2020-06-03 – Is the US Dollar Losing it’s Strength? What to Watch for on the USD/CAD Currency Pair
The USD/CAD currency pair may be tracked through various ticker symbols on various platforms as outlined below;
- eSignal CAD A0-FX = stockcharts.com $USDCAD
- eSignal USDCAD A0-FX = stockcharts.com $CADUSD
- The DLR-TC ETF tracks the eSignal CAD A0-FX ticker
For the CAD A0-FX ticker symbol, should this ticker symbol rise, this would indicate that the US Dollar is out performing the Canadian Dollar. Should the ticker symbol fall, this would indicate that the Canadian Dollar is out performing the US Dollar.
This ticker symbol is particularly useful for Canadian Investors as many Canadian Investors maintain investments in US funds. Further, some ETF’s here in Canada provide the option to transact Hedged (tracks the Canadian Dollar) and Non-Hedged (tracks the US Dollar) ETF’s.
On May 24, 2020 we alerted our followers to a potential shift in the relationship of the USD/CAD currency pair as illustrated below. At that time, we noted the formation of a Descending Triangle Pattern.
Descending Triangle Patterns, in general, are Bearish chart patterns. While the CAD A0-FX was holding above 1.385 and inside the Descending Triangle Pattern, we were watching closely for further direction. We noted that should the CAD A0-FX break below the bottom of the triangle at 1.385, we would anticipate the the downside price target of 1.34 to be reached before the end of June 2020.
Also on May 24, 2020 we provided our followers with the following slide, illustrating our Price Momentum Tracking (PMT) and Swing Detection Tracking (SDT) Indicators on the Long and Inverse US Dollar ETF’s, UUP and UDN respectively.
At that time, our short term PMT indicators indicated that the long ETF (UUP) was weaker than it’s Inverse ETF (UDN). Further, the CAD Dollar ETF FXC was also stronger than UUP. This provided an additional insight that the US Dollar may be weakening in relation to the CAD. Key price levels for the US Dollar Long and Inverse ETF’s were identified by our SDT indicators were provided in preparation for a higher probability decline in the US dollar and as well as a Lower Probability Rise.

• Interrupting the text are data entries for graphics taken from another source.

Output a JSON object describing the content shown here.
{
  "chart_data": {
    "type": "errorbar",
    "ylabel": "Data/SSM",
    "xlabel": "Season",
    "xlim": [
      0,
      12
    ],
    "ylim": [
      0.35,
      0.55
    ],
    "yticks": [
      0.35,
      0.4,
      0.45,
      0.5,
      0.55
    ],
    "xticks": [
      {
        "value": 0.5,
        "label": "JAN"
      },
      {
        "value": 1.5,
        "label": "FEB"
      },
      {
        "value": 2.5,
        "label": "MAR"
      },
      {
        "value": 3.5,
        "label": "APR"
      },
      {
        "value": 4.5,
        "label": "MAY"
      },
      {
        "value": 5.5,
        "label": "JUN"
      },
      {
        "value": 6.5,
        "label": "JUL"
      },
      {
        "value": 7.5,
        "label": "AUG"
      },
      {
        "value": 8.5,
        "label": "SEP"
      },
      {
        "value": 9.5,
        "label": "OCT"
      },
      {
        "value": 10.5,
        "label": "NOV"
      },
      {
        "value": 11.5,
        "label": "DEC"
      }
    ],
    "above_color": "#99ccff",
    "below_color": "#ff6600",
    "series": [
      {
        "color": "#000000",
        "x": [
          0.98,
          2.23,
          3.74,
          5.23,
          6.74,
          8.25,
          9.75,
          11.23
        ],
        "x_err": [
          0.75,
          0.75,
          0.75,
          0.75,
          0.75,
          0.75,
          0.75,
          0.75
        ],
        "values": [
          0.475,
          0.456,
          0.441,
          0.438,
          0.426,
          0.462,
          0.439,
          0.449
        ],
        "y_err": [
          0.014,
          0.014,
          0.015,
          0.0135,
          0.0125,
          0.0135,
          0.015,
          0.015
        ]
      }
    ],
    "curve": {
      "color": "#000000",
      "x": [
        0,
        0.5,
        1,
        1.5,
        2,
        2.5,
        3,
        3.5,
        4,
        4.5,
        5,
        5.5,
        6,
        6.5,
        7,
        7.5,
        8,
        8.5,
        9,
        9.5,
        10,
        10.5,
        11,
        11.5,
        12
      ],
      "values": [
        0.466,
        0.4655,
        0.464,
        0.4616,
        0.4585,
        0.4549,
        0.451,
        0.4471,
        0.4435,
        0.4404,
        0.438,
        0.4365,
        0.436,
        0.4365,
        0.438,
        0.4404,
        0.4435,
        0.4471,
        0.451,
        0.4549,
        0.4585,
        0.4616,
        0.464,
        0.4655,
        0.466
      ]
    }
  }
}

We provide levels on both ETF’s as market conditions can change quickly. This enables us to stay nimble in the markets.
The image below illustrates the CAD A0-FX as of 7:30am on June 3, 2020.
The CAD A0-FX has nearly reached it’s lower price target of 1.343 and now resides below the bottom of the 2-Standard Error Regression Channel (green). The move outside the bottom of the Regression channel implies an “Oversold Condition” and accordingly, the CAD A0-FX will be looking to revert to the mean or center of the Regression Channel over the next few weeks. This would imply a strengthening US Dollar in relation to the CAD with a price advancement back up to overhead resistance of 1.366 to 1.372. The short red horizontal red line at 1.372 represents a previous measured price move in this currency pair. Traders can use this level as an over head, short term price target. A similar set up would present on the Canadian ETF DLR-TC. A close above 1.372 would imply a change in behavior and opening up a possibility of further advancement to the top of the Regression Channel (red). Should the CAD A0-FX break above the top of it’s Regression Channel (approximately 1.39), this would shift the odds back in the favor of the US Dollar.
As the direction and slope of the Regression Channel is now fully tilted down, the Canadian Dollar has the upper hand over the US Dollar. This observation is further confirmed by the current read on our PMT indicators as of the close on June 2, 2020 as shown below;
With the momentum of the currency pair in favor of the CAD, Investors may see a performance benefit of using Hedged Canadian ETF’s vs the Non-Hedged ETF’s where available.